CORPORATE CRIME REPORTER

Bourhis: Spitzer Left His Balls in the Parking Lot
19 Corporate Crime Reporter 22(1), June 2, 2005


In October 2004, New York Attorney General Eliot Spitzer announced that UnumProvident, the nation’s largest disability insurance company, would pay a $15 million fine to settle accusations that the company had inappropriately denied claims for benefits.


At the time, Spitzer said that the settlement “sends a strong message to disability insurance companies that improper denials of disability claims will not be tolerated.”


Ray Bourhis, the San Francisco trial attorney who was instrumental in bringing the problem to Spitzer’s attention, is not impressed.


“Spitzer left his balls in the parking lot,” Bourhis told Corporate Crime Reporter. (See Interview with Ray Bourhis, 19 Corporate Crime Reporter 23, 10-16 print edition only, June 6, 2005).


“Spitzer fined the company $15 million – which is like fining you and me 45 cents. It is totally ridiculous,” Bourhis said. “It sounds good for the press release, but it is bs. This is a multi-billion company and they have billions at stake. If you ask a company that has financial inducements in the hundreds of millions and possibly billions of dollars and you fine them $15 million – that’s like paying your monthly phone bill, or your rent, or taking out advertising – it’s a cost of doing business. It is not going to have any deterrent effect whatsoever – none, zero, nada. It’s bs. It is a bs fine.”


Bourhis has built his law firm, Bourhis & Wolfson, suing UnumProvident for denying claims in bad faith.


And he has written a book – Insult to Injury: Insurance Fraud and the Big Business of Bad Faith (Barrett -Koehler, 2005) – in which he details his adventures in confronting the Chattanooga, Tennessee based insurance giant.


As part of the settlement, Spitzer ordered the company “to reassess approximately 200,000 claims that previously had been denied.”


But Bourhis says by allowing the company to investigate itself, “Spitzer is handing to the company on a silver platter the opportunity to say – we reviewed these claims and find that most of them are correct – and then everybody will say – okay, most of them were correct.”

Bourhis says that UnumProvident has to deny only 2,000 claims a year to rip off a cool $1 billion a year.

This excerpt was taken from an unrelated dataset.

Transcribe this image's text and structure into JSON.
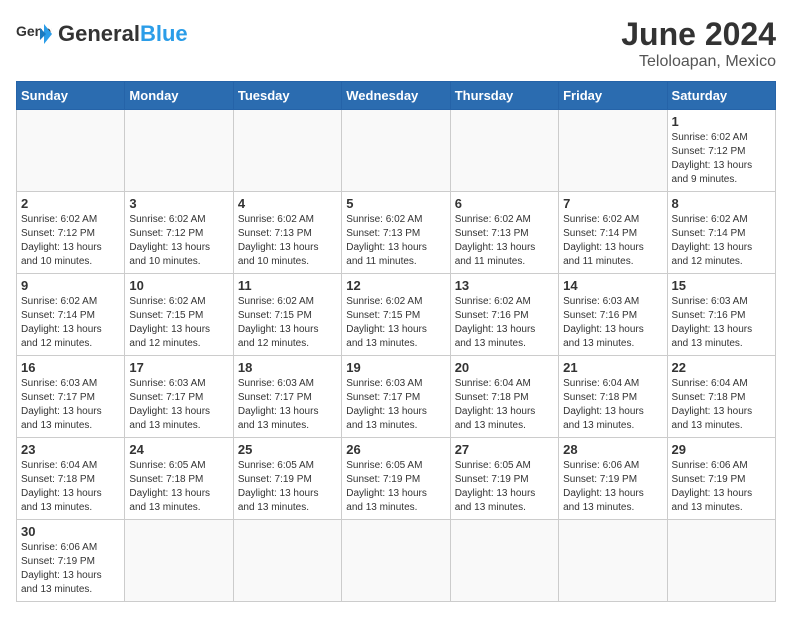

“What they don’t say is this – you take an average claim of $4,000 a month,” Bourhis explained. “That’s worth $50,000 a year. The person is 55 years old. And the life of the claim is ten years. And you multiply that by 2,000 – that’s $100 million a year that you are going to save every year for the next ten years. And that is only based on the claims that you have terminated in 2005. So, year one you are saving $100 million. Year two you are saving $200 million, because you now have a new 2,000 terminated claims. Year three, you are saving $300 million. By year ten, the year that you phase out the first claims that you terminated, you are saving $1 billion a year. And that is only based on 2,000 claims.”


Bourhis said that his firm was nailing UnumProvident in courtrooms around the country – including a $5 million punitive damage award in the Joan Hangarter case, which is profiled in his book.


“We were winning lawsuit after lawsuit, getting punitive damage awards in the trial courts,” he said. “The awards were being upheld by federal judges who the company thought were going to overturn them. And then conservative courts of appeal, including the Ninth Circuit, that the company thought for sure was going to overturn these awards – instead unanimously upheld the awards. And then one of Eliot Spitzer’s investigators called me and wanted to know what we had on UnumProvident. They wanted to investigate the company. We gave them a ton of documentation – internal memos, deposition transcripts, trial transcripts, court opinions, rulings and everything else. And Spitzer then folded like an accordion.”


Bourhis says that Spitzer’s reputation of being a tough white collar crime prosecutor “is as phony as a three dollar bill.”


“Spitzer either didn’t get it, or doesn’t get it, or he threw in the towel and capitulated to UnumProvident and their big money,” Bourhis said. “I don’t know what kind of a deal was made. And nobody is going to tell me. But anybody who is as good as Eliot Spitzer who thinks it is okay to fine this company $15 million so that the company can investigate itself is missing something. Spitzer isn’t stupid enough to miss it.”